Я б жадно упился небесной росою
И ниву богатою жатвой покрыл! [8, с. 150]
Так созданный Шевыревым глубокий символический образ плодоносящего зерна укрупняется в поэтическом мире Ершова до масштабов целой нивы, готовой к щедрой жатве жизнетворящего духа.
Емкий и оказавшийся в буквальном смысле плодотворным символ зерна, дающего начало всему живому и бессмертному, получил оригинальное развитие в чуть более позднем, написанном уже в Тобольске стихотворении Ершова «Вопрос» (1837), также открывающемся образом зерна будущих бессмертных творений:
Поэт ли тот, кто с первых дней сознанья
Зерно небес в душе своей открыл... [8, с. 183]

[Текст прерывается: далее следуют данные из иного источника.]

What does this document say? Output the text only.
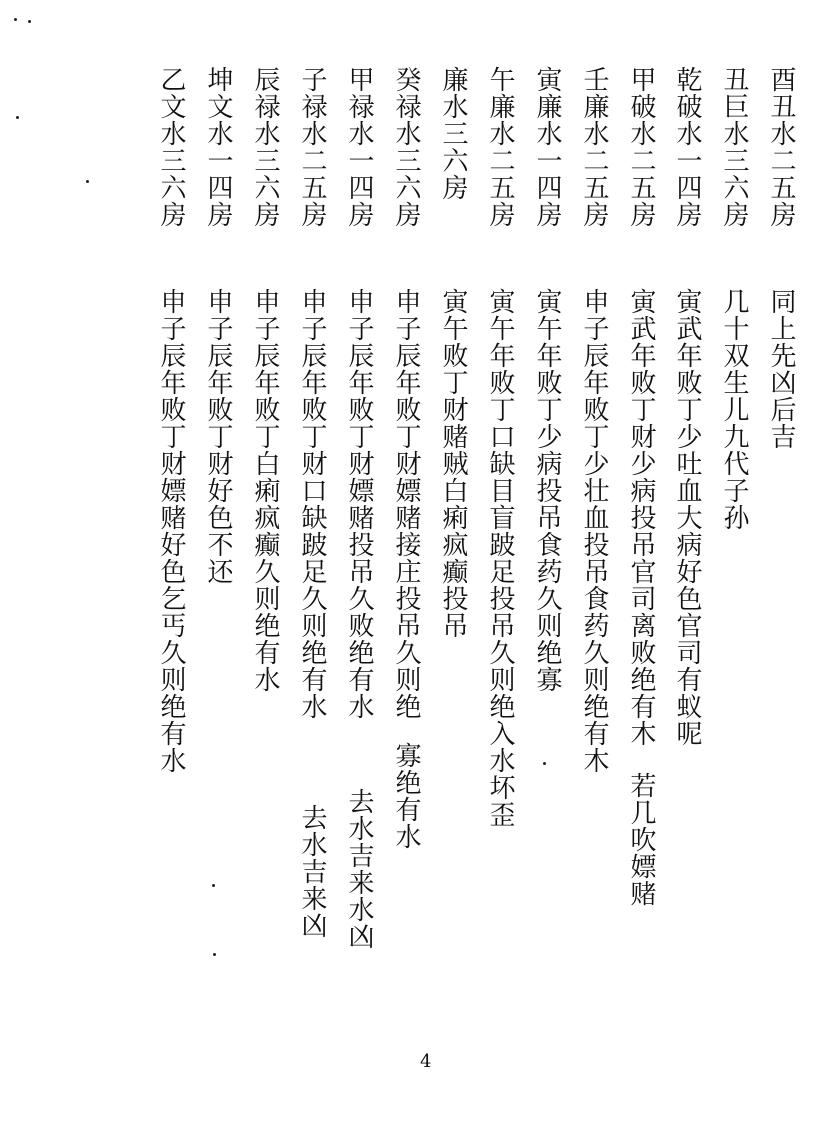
酉丑水二五房
丑巨水三六房
乾破水一四房
甲破水二五房
壬廉水二五房
寅廉水一四房
午廉水二五房
廉水三六房
癸禄水三六房
甲禄水一四房
子禄水二五房
辰禄水三六房
坤文水一四房
乙文水三六房
同上先凶后吉
几十双生儿九代子孙
寅武年败丁少吐血大病好色官司有蚁呢
寅武年败丁财少病投吊官司离败绝有木
申子辰年败丁少壮血投吊食药久则绝有木
寅午年败丁少病投吊食药久则绝寡
寅午年败丁口缺目盲跛足投吊久则绝入水坏歪
寅午败丁财赌贼白痢疯癫投吊
申子辰年败丁财嫖赌接庄投吊久则绝
申子辰年败丁财嫖赌投吊久败绝有水
申子辰年败丁财口缺跛足久则绝有水
申子辰年败丁白痢疯癫久则绝有水
申子辰年败丁财好色不还
申子辰年败丁财嫖赌好色乞丐久则绝有水
若几吹嫖赌
寡绝有水
去水吉来水凶
去水吉来凶
4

Впрочем, надо заметить, что шевыревское зерно мысли дало в поэтическом творчестве Ершова вполне самобытный урожай, будучи подвергнуто тщательному художественному переосмыслению и дав своеобразные и яркие побеги лирического чувства («К друзьям», 1837):
Мир Господень так чудесен!
Так отраден вольный путь!
Сколько зерен звучных песен
Западет тогда мне в грудь!
Я восторгом их обвею,
Слез струями напою,
Жарким чувством их согрею,
В русской речи разолью [8, с. 211].
В высшей степени характерно и то, что для Ершова восприятие истинного поэта неразрывно связано с представлением о философе, мыслителе – и в этом отношении явно родственно шевыревской ориентации на создание целостной и предельно насыщенной «поэзии мысли»:
Поэт ли тот, кто всюду во вселенной
Дух Божий – жизнь – таинственно прозрел,
Связал с собой и думой вдохновенной
Живую мысль на всем напечатлел? <…>
Горит ли знак божественно печати
На пасмурном, мыслительном челе? [8, с. 183, 185]
Такие вопросы звучат у Ершова вовсе не риторически, а призваны декларировать его приверженность философскому направлению в русской поэзии 1830-х годов.

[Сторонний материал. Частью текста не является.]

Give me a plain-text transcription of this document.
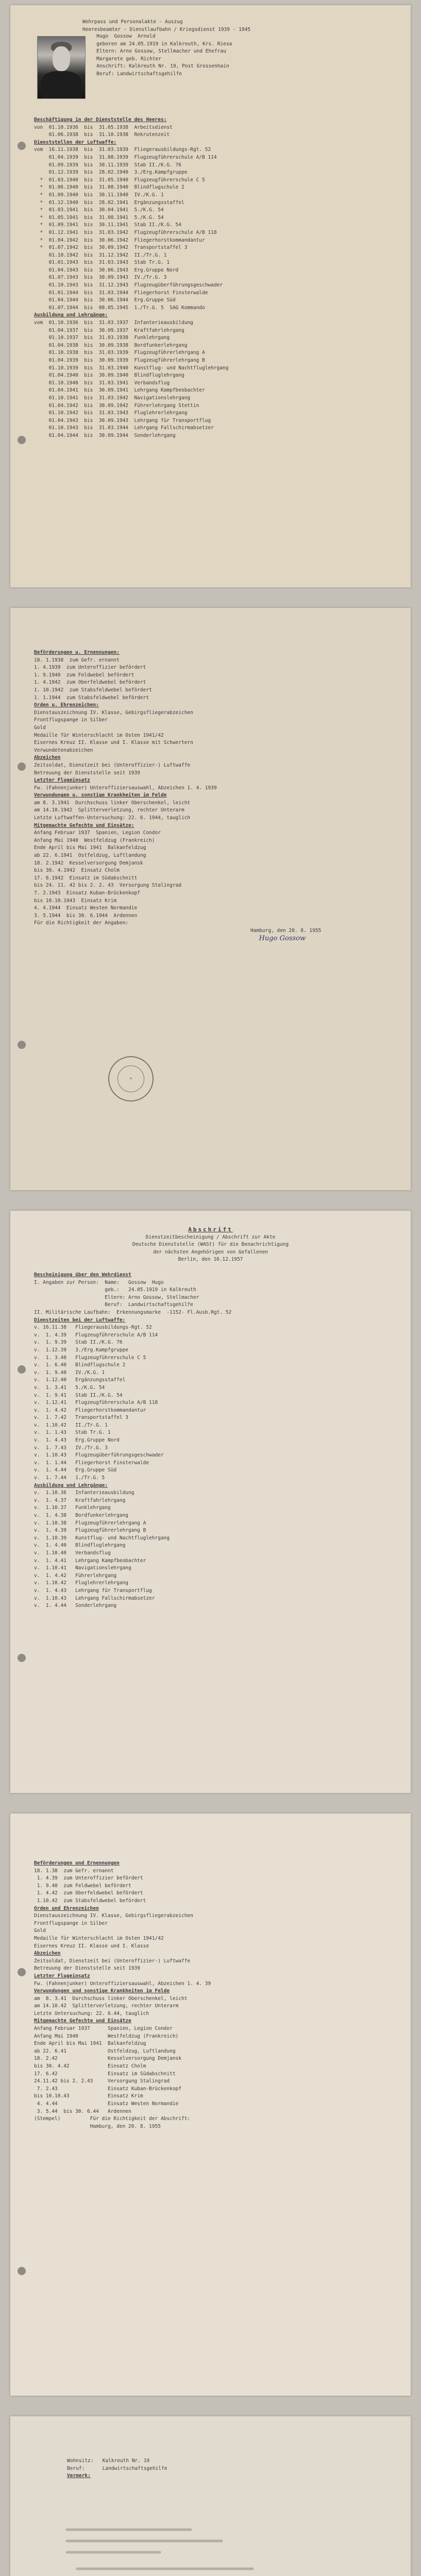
Wehrpass und Personalakte - Auszug
Heeresbeamter - Dienstlaufbahn / Kriegsdienst 1939 - 1945
Hugo  Gossow  Arnold
geboren am 24.05.1919 in Kalkreuth, Krs. Riesa
Eltern: Arno Gossow, Stellmacher und Ehefrau
Margarete geb. Richter
Anschrift: Kalkreuth Nr. 19, Post Grossenhain
Beruf: Landwirtschaftsgehilfe
Beschäftigung in der Dienststelle des Heeres:
von  01.10.1936  bis  31.05.1938  Arbeitsdienst
01.06.1938  bis  31.10.1938  Rekrutenzeit
Dienststellen der Luftwaffe:
vom  16.11.1938  bis  31.03.1939  Fliegerausbildungs-Rgt. 52
01.04.1939  bis  31.08.1939  Flugzeugführerschule A/B 114
01.09.1939  bis  30.11.1939  Stab II./K.G. 76
01.12.1939  bis  28.02.1940  3./Erg.Kampfgruppe
*  01.03.1940  bis  31.05.1940  Flugzeugführerschule C 5
*  01.06.1940  bis  31.08.1940  Blindflugschule 2
*  01.09.1940  bis  30.11.1940  IV./K.G. 1
*  01.12.1940  bis  28.02.1941  Ergänzungsstaffel
*  01.03.1941  bis  30.04.1941  5./K.G. 54
*  01.05.1941  bis  31.08.1941  5./K.G. 54
*  01.09.1941  bis  30.11.1941  Stab II./K.G. 54
*  01.12.1941  bis  31.03.1942  Flugzeugführerschule A/B 118
*  01.04.1942  bis  30.06.1942  Fliegerhorstkommandantur
*  01.07.1942  bis  30.09.1942  Transportstaffel 3
01.10.1942  bis  31.12.1942  II./Tr.G. 1
01.01.1943  bis  31.03.1943  Stab Tr.G. 1
01.04.1943  bis  30.06.1943  Erg.Gruppe Nord
01.07.1943  bis  30.09.1943  IV./Tr.G. 3
01.10.1943  bis  31.12.1943  Flugzeugüberführungsgeschwader
01.01.1944  bis  31.03.1944  Fliegerhorst Finsterwalde
01.04.1944  bis  30.06.1944  Erg.Gruppe Süd
01.07.1944  bis  08.05.1945  1./Tr.G. 5  SAG Kommando
Ausbildung und Lehrgänge:
vom  01.10.1936  bis  31.03.1937  Infanterieausbildung
01.04.1937  bis  30.09.1937  Kraftfahrlehrgang
01.10.1937  bis  31.03.1938  Funklehrgang
01.04.1938  bis  30.09.1938  Bordfunkerlehrgang
01.10.1938  bis  31.03.1939  Flugzeugführerlehrgang A
01.04.1939  bis  30.09.1939  Flugzeugführerlehrgang B
01.10.1939  bis  31.03.1940  Kunstflug- und Nachtfluglehrgang
01.04.1940  bis  30.09.1940  Blindfluglehrgang
01.10.1940  bis  31.03.1941  Verbandsflug
01.04.1941  bis  30.09.1941  Lehrgang Kampfbeobachter
01.10.1941  bis  31.03.1942  Navigationslehrgang
01.04.1942  bis  30.09.1942  Führerlehrgang Stettin
01.10.1942  bis  31.03.1943  Fluglehrerlehrgang
01.04.1943  bis  30.09.1943  Lehrgang für Transportflug
01.10.1943  bis  31.03.1944  Lehrgang Fallschirmabsetzer
01.04.1944  bis  30.09.1944  Sonderlehrgang
Beförderungen u. Ernennungen:
18. 1.1938  zum Gefr. ernannt
1. 4.1939  zum Unteroffizier befördert
1. 9.1940  zum Feldwebel befördert
1. 4.1942  zum Oberfeldwebel befördert
1. 10.1942  zum Stabsfeldwebel befördert
1. 1.1944  zum Stabsfeldwebel befördert
Orden u. Ehrenzeichen:
Dienstauszeichnung IV. Klasse, Gebirgsfliegerabzeichen
Frontflugspange in Silber
Gold
Medaille für Winterschlacht im Osten 1941/42
Eisernes Kreuz II. Klasse und I. Klasse mit Schwertern
Verwundetenabzeichen
Abzeichen
Zeitsoldat, Dienstzeit bei (Unteroffizier-) Luftwaffe
Betreuung der Dienststelle seit 1939
Letzter Flugeinsatz
Fw. (Fahnenjunker) Unteroffiziersauswahl, Abzeichen 1. 4. 1939
Verwundungen u. sonstige Krankheiten im Felde
am 8. 3.1941  Durchschuss linker Oberschenkel, leicht
am 14.10.1942  Splitterverletzung, rechter Unterarm
Letzte Luftwaffen-Untersuchung: 22. 6. 1944, tauglich
Mitgemachte Gefechte und Einsätze:
Anfang Februar 1937  Spanien, Legion Condor
Anfang Mai 1940  Westfeldzug (Frankreich)
Ende April bis Mai 1941  Balkanfeldzug
ab 22. 6.1941  Ostfeldzug, Luftlandung
18. 2.1942  Kesselversorgung Demjansk
bis 30. 4.1942  Einsatz Cholm
17. 6.1942  Einsatz im Südabschnitt
bis 24. 11. 42 bis 2. 2. 43  Versorgung Stalingrad
7. 2.1943  Einsatz Kuban-Brückenkopf
bis 10.10.1943  Einsatz Krim
4. 4.1944  Einsatz Westen Normandie
3. 5.1944  bis 30. 6.1944  Ardennen
Für die Richtigkeit der Angaben:
Hamburg, den 20. 8. 1955
Hugo Gossow
✠
Abschrift
Dienstzeitbescheinigung / Abschrift zur Akte
Deutsche Dienststelle (WASt) für die Benachrichtigung
der nächsten Angehörigen von Gefallenen
Berlin, den 10.12.1957
Bescheinigung über den Wehrdienst
I. Angaben zur Person:  Name:   Gossow  Hugo
geb.:   24.05.1919 in Kalkreuth
Eltern: Arno Gossow, Stellmacher
Beruf:  Landwirtschaftsgehilfe
II. Militärische Laufbahn:  Erkennungsmarke  -1152- Fl.Ausb.Rgt. 52
Dienstzeiten bei der Luftwaffe:
v. 16.11.38   Fliegerausbildungs-Rgt. 52
v.  1. 4.39   Flugzeugführerschule A/B 114
v.  1. 9.39   Stab II./K.G. 76
v.  1.12.39   3./Erg.Kampfgruppe
v.  1. 3.40   Flugzeugführerschule C 5
v.  1. 6.40   Blindflugschule 2
v.  1. 9.40   IV./K.G. 1
v.  1.12.40   Ergänzungsstaffel
v.  1. 3.41   5./K.G. 54
v.  1. 9.41   Stab II./K.G. 54
v.  1.12.41   Flugzeugführerschule A/B 118
v.  1. 4.42   Fliegerhorstkommandantur
v.  1. 7.42   Transportstaffel 3
v.  1.10.42   II./Tr.G. 1
v.  1. 1.43   Stab Tr.G. 1
v.  1. 4.43   Erg.Gruppe Nord
v.  1. 7.43   IV./Tr.G. 3
v.  1.10.43   Flugzeugüberführungsgeschwader
v.  1. 1.44   Fliegerhorst Finsterwalde
v.  1. 4.44   Erg.Gruppe Süd
v.  1. 7.44   1./Tr.G. 5
Ausbildung und Lehrgänge:
v.  1.10.36   Infanterieausbildung
v.  1. 4.37   Kraftfahrlehrgang
v.  1.10.37   Funklehrgang
v.  1. 4.38   Bordfunkerlehrgang
v.  1.10.38   Flugzeugführerlehrgang A
v.  1. 4.39   Flugzeugführerlehrgang B
v.  1.10.39   Kunstflug- und Nachtfluglehrgang
v.  1. 4.40   Blindfluglehrgang
v.  1.10.40   Verbandsflug
v.  1. 4.41   Lehrgang Kampfbeobachter
v.  1.10.41   Navigationslehrgang
v.  1. 4.42   Führerlehrgang
v.  1.10.42   Fluglehrerlehrgang
v.  1. 4.43   Lehrgang für Transportflug
v.  1.10.43   Lehrgang Fallschirmabsetzer
v.  1. 4.44   Sonderlehrgang
Beförderungen und Ernennungen
18. 1.38  zum Gefr. ernannt
1. 4.39  zum Unteroffizier befördert
1. 9.40  zum Feldwebel befördert
1. 4.42  zum Oberfeldwebel befördert
1.10.42  zum Stabsfeldwebel befördert
Orden und Ehrenzeichen
Dienstauszeichnung IV. Klasse, Gebirgsfliegerabzeichen
Frontflugspange in Silber
Gold
Medaille für Winterschlacht im Osten 1941/42
Eisernes Kreuz II. Klasse und I. Klasse
Abzeichen
Zeitsoldat, Dienstzeit bei (Unteroffizier-) Luftwaffe
Betreuung der Dienststelle seit 1939
Letzter Flugeinsatz
Fw. (Fahnenjunker) Unteroffiziersauswahl, Abzeichen 1. 4. 39
Verwundungen und sonstige Krankheiten im Felde
am  8. 3.41  Durchschuss linker Oberschenkel, leicht
am 14.10.42  Splitterverletzung, rechter Unterarm
Letzte Untersuchung: 22. 6.44, tauglich
Mitgemachte Gefechte und Einsätze
Anfang Februar 1937      Spanien, Legion Condor
Anfang Mai 1940          Westfeldzug (Frankreich)
Ende April bis Mai 1941  Balkanfeldzug
ab 22. 6.41              Ostfeldzug, Luftlandung
18. 2.42                 Kesselversorgung Demjansk
bis 30. 4.42             Einsatz Cholm
17. 6.42                 Einsatz im Südabschnitt
24.11.42 bis 2. 2.43     Versorgung Stalingrad
7. 2.43                 Einsatz Kuban-Brückenkopf
bis 10.10.43             Einsatz Krim
4. 4.44                 Einsatz Westen Normandie
3. 5.44  bis 30. 6.44   Ardennen
(Stempel)          Für die Richtigkeit der Abschrift:
Hamburg, den 20. 8. 1955
Wohnsitz:   Kalkreuth Nr. 19
Beruf:      Landwirtschaftsgehilfe
Vermerk:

Обаяние творческой манеры Шевырева было для молодого Ершова столь притягательным, что он и в дальнейшем не раз прибегал к контаминации отдельных образов и композиционно-стилевых приемов шевыревских стихотворений в собственных поэтических произведениях. Ярким примером такого творческого усвоения и переосмысления художественного опыта старшего мастера может служить стихотворение Ершова «Клад души» (1840), построенное опять-таки на основе излюбленного им и Шевыревым принципа обстоятельного развертывания метафоры, придания ей двупланового, аллегорического значения. Романтически воссозданный в обоих стихотворениях образ поэта наделяется способностью раскрывать перед взорами людей (сочувствующего друга – у Шевырева и насмешливого богача – у Ершова) свою душу. Бережно хранимые человеком заветные чувства уподобляются ювелирным драгоценностям и сокровищам храма:
О, если б мог ты заглянуть
В мою сокровищницу – грудь!
Твой жадный взор бы растерялся
В роскошной сердца полноте,
И ты бы завистью снедался
К моей богатой нищете [8, с. 228].
Примечательно, что такую же точно метафору поэтически развил задолго до Ершова Шевырев в стихотворении «Таинство дружбы» (1828):
Так в храм души моей чудесный
Мой друг свой чистый взор вперил
И благодатию небесной
Мой мир нечистый посетил,
И он проник в него глубоко,
И дух мой стал ему открыт... [9, с. 43]
Нельзя не отметить и того, что перечисление конкретных ювелирных атрибутов и наделение их морально-аллегорическими свойствами у Ершова восходит к другому стихотворению Шевырева – «В альбом В. С. Топорниной» (1829):
Там перстень чистый, золотой,
Где спорят с изумрудом розы;
Жемчуг, блистающий, как слезы
В очах у девы молодой. <…>
А там блистает сокровенный,
Не зрим никем, алмаз бесценный.
Любовь! Младой души алмаз! [7, с. 168]
Но то, что у Шевырева дано в кратком и сжатом перечислении, Ершов пространно разворачивает на целое стихотворение, сопровождая образ каждого драгоценного камня лирико-патетическим пояснением:
Вот здесь сапфир бесценный –
Святая вера. <…>
Любви духовной в царстве света
Он обручальный перстень мой. <…>
Вот перлы здесь – живые чувства
К чудесным мира красотам... <...>
А вот, как бриллиант Востока,
В мильоны искр огранено,
Лежит на сердце одиноко
Любви окатное зерно... [8, с. 228–229]
Зависимость «Клада души» от шевыревского «альбомного» посвящения очевидна, кроме того, еще и благодаря однотипным интонационным концовкам, воспроизводящим одну и ту же «высокую» форму вопрошающего «ужель» у Шевырева:
Души в заветном туалете
Ужель не будет места мне?
Ужель, хотя в случайном сне,
Не вспомните вы о поэте? [7, с. 168–169]
и у Ершова:
Скажи, богач, еще ли мало
Тебе богатств? Ужель велишь
Еще откинуть покрывало
С других сокровищ?.. Так смотри ж! [8, с. 229]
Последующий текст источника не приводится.